Brands usually exist as a given choice set in consumer minds. This set remains more or less the same unless another brand is able to disrupt the thought processes with a substantial innovation or a memorable marketing campaign. This is the place where unconventional thinking comes into play.

By analysing and identifying arising needs in the given context, new products, services and means of communications can be developed that differentiate the brand in the long run making a virtue from a necessity. But it’s not only creativity that matters here. What’s also important is the timing. Acting fast is crucial, as brands want to get ahead of the competition.

A good example of creativity and relatability is how Oatly’s creative department transformed into the Department of Distraction Services as an answer to the cabin fever, boredom and need for distraction many people faced during the COVID-19 lockdown. Oatly demonstrated that it cared about its customers by launching an omnichannel campaign involving a series of video tutorials on how to reuse oat milk boxes in an entertaining, distracting and amusing way.

5. Do not burn your image through drastic price reductions

Especially during a recession and a period of inflation the topic of price becomes one of the major decision drivers for consumer brand choice and purchasing behaviour.

A 2022 consumer sentiment survey from McKinsey & Company showed that 64% of respondents stated they had tried out a new shopping behaviour recently. And there’s no doubt that many were influenced by price when making these decisions: with 41% switching to more affordable private label brands and 43% shopping frequently at a discounter recently.

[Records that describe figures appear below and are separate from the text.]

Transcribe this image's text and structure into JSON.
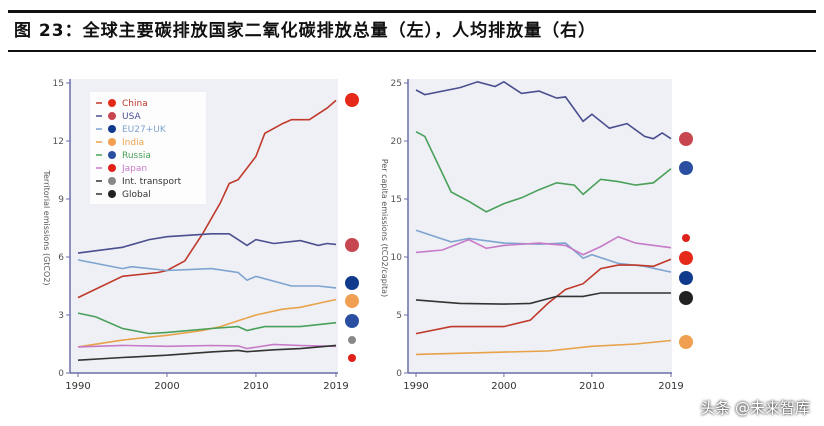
{
  "title": "图 23：全球主要碳排放国家二氧化碳排放总量（左），人均排放量（右）",
  "watermark": "头条 @未来智库",
  "colors": {
    "China": "#c0392b",
    "USA": "#4a4f8f",
    "EU27+UK": "#7fa3cf",
    "India": "#e8a24a",
    "Russia": "#4aa05a",
    "Japan": "#c77ac7",
    "Int. transport": "#333333",
    "Global": "#333333"
  },
  "flag_colors": {
    "China": "#e52a1a",
    "USA": "#c8464f",
    "EU27+UK": "#103a8c",
    "India": "#f0a050",
    "Russia": "#2b4fa0",
    "Japan": "#e0201a",
    "Int. transport": "#888888",
    "Global": "#222222"
  },
  "chart_data": [
    {
      "type": "line",
      "ylabel": "Territorial emissions (GtCO2)",
      "xlim": [
        1990,
        2019
      ],
      "ylim": [
        0,
        15
      ],
      "xticks": [
        "1990",
        "2000",
        "2010",
        "2019"
      ],
      "yticks": [
        "0",
        "3",
        "6",
        "9",
        "12",
        "15"
      ],
      "grid": false,
      "legend": "top-left",
      "legend_entries": [
        "China",
        "USA",
        "EU27+UK",
        "India",
        "Russia",
        "Japan",
        "Int. transport",
        "Global"
      ],
      "series": [
        {
          "name": "China",
          "x": [
            1990,
            1995,
            1999,
            2000,
            2002,
            2004,
            2006,
            2007,
            2008,
            2010,
            2011,
            2013,
            2014,
            2016,
            2018,
            2019
          ],
          "y": [
            3.9,
            5.0,
            5.2,
            5.3,
            5.8,
            7.2,
            8.8,
            9.8,
            10.0,
            11.2,
            12.4,
            12.9,
            13.1,
            13.1,
            13.7,
            14.1
          ]
        },
        {
          "name": "USA",
          "x": [
            1990,
            1995,
            1998,
            2000,
            2005,
            2007,
            2009,
            2010,
            2012,
            2015,
            2017,
            2018,
            2019
          ],
          "y": [
            6.2,
            6.5,
            6.9,
            7.05,
            7.2,
            7.2,
            6.6,
            6.9,
            6.7,
            6.85,
            6.6,
            6.7,
            6.65
          ]
        },
        {
          "name": "EU27+UK",
          "x": [
            1990,
            1995,
            1996,
            2000,
            2005,
            2008,
            2009,
            2010,
            2014,
            2017,
            2019
          ],
          "y": [
            5.85,
            5.4,
            5.5,
            5.3,
            5.4,
            5.2,
            4.8,
            5.0,
            4.5,
            4.5,
            4.4
          ]
        },
        {
          "name": "India",
          "x": [
            1990,
            1995,
            2000,
            2004,
            2006,
            2008,
            2010,
            2013,
            2015,
            2017,
            2019
          ],
          "y": [
            1.35,
            1.7,
            1.95,
            2.2,
            2.4,
            2.7,
            3.0,
            3.3,
            3.4,
            3.6,
            3.8
          ]
        },
        {
          "name": "Russia",
          "x": [
            1990,
            1992,
            1995,
            1998,
            2000,
            2005,
            2008,
            2009,
            2011,
            2015,
            2019
          ],
          "y": [
            3.1,
            2.9,
            2.3,
            2.04,
            2.1,
            2.3,
            2.4,
            2.2,
            2.4,
            2.4,
            2.6
          ]
        },
        {
          "name": "Japan",
          "x": [
            1990,
            1995,
            2000,
            2005,
            2008,
            2009,
            2012,
            2015,
            2019
          ],
          "y": [
            1.35,
            1.43,
            1.38,
            1.42,
            1.4,
            1.26,
            1.48,
            1.42,
            1.38
          ]
        },
        {
          "name": "Int. transport",
          "x": [
            1990,
            1995,
            2000,
            2005,
            2008,
            2009,
            2012,
            2015,
            2019
          ],
          "y": [
            0.66,
            0.8,
            0.92,
            1.09,
            1.17,
            1.1,
            1.2,
            1.26,
            1.43
          ]
        }
      ]
    },
    {
      "type": "line",
      "ylabel": "Per capita emissions (tCO2/capita)",
      "xlim": [
        1990,
        2019
      ],
      "ylim": [
        0,
        25
      ],
      "xticks": [
        "1990",
        "2000",
        "2010",
        "2019"
      ],
      "yticks": [
        "0",
        "5",
        "10",
        "15",
        "20",
        "25"
      ],
      "grid": false,
      "series": [
        {
          "name": "USA",
          "x": [
            1990,
            1991,
            1995,
            1997,
            1999,
            2000,
            2002,
            2004,
            2006,
            2007,
            2009,
            2010,
            2012,
            2014,
            2016,
            2017,
            2018,
            2019
          ],
          "y": [
            24.4,
            24.0,
            24.6,
            25.1,
            24.7,
            25.1,
            24.1,
            24.3,
            23.7,
            23.8,
            21.7,
            22.3,
            21.1,
            21.5,
            20.4,
            20.2,
            20.7,
            20.2
          ]
        },
        {
          "name": "Russia",
          "x": [
            1990,
            1991,
            1994,
            1996,
            1998,
            2000,
            2002,
            2004,
            2006,
            2008,
            2009,
            2011,
            2013,
            2015,
            2017,
            2019
          ],
          "y": [
            20.8,
            20.4,
            15.6,
            14.8,
            13.9,
            14.6,
            15.1,
            15.8,
            16.4,
            16.2,
            15.4,
            16.7,
            16.5,
            16.2,
            16.4,
            17.6
          ]
        },
        {
          "name": "EU27+UK",
          "x": [
            1990,
            1994,
            1996,
            2000,
            2004,
            2007,
            2009,
            2010,
            2013,
            2016,
            2019
          ],
          "y": [
            12.3,
            11.3,
            11.6,
            11.2,
            11.1,
            11.2,
            9.9,
            10.2,
            9.45,
            9.2,
            8.7
          ]
        },
        {
          "name": "Japan",
          "x": [
            1990,
            1993,
            1996,
            1998,
            2000,
            2004,
            2007,
            2009,
            2011,
            2013,
            2015,
            2019
          ],
          "y": [
            10.4,
            10.6,
            11.5,
            10.75,
            11.0,
            11.2,
            11.0,
            10.2,
            10.9,
            11.75,
            11.2,
            10.8
          ]
        },
        {
          "name": "China",
          "x": [
            1990,
            1994,
            2000,
            2003,
            2005,
            2007,
            2009,
            2011,
            2013,
            2015,
            2017,
            2019
          ],
          "y": [
            3.4,
            4.0,
            4.0,
            4.55,
            6.0,
            7.2,
            7.7,
            9.0,
            9.3,
            9.3,
            9.2,
            9.8
          ]
        },
        {
          "name": "Global",
          "x": [
            1990,
            1995,
            2000,
            2003,
            2006,
            2009,
            2011,
            2015,
            2019
          ],
          "y": [
            6.3,
            6.0,
            5.94,
            6.0,
            6.6,
            6.6,
            6.9,
            6.9,
            6.9
          ]
        },
        {
          "name": "India",
          "x": [
            1990,
            2000,
            2005,
            2010,
            2015,
            2019
          ],
          "y": [
            1.6,
            1.8,
            1.9,
            2.3,
            2.5,
            2.8
          ]
        }
      ]
    }
  ]
}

What might feel like a general risk to all brands is most relevant for mid-price products with low emotional involvement like grocery goods and other essentials. Particularly in these categories price-conscious consumers switch from premium brands to private labels easily but the solid performance of brands like Levi’s and Nike demonstrates that many shoppers are still willing to pay higher prices for premium goods.

So, what does this change in consumer behaviour mean for brands? First of all, it underlines the importance of refraining from blind actionism. Damaging your brand’s image with discount battles and short-term oriented price reduction campaigns will erode your brand’s positioning as well as its equity. Only with a strong foundation can a brand consider making drastic changes in price. In fact, brands with sufficient brand equity can even increase their prices without turning off customers or forcing retailers to concede to concessions like not stocking copycats or rivals.

For example, brands like Levi’s were able to implement a price increase of 10% without any negative impact on consumer demand. Price elasticity comes with brand equity – and brand equity comes only by solidifying a brand’s positioning. 

We are living in turbulent times, but every crisis also bears the potential for change and growth. Just look back at the previous periods of inflation during the 1970s and 1980s. These two decades are considered by many to be the golden age of advertising, with many exciting product launches and consumers enthusiastic and open to new messages moving away from the beaten path. Let’s not forget the likes of the Walkman and the first PC were launched in these decades! See any similarities with today? Despite the current headwinds, let’s make the 2020s the new age of strong and authentic brands.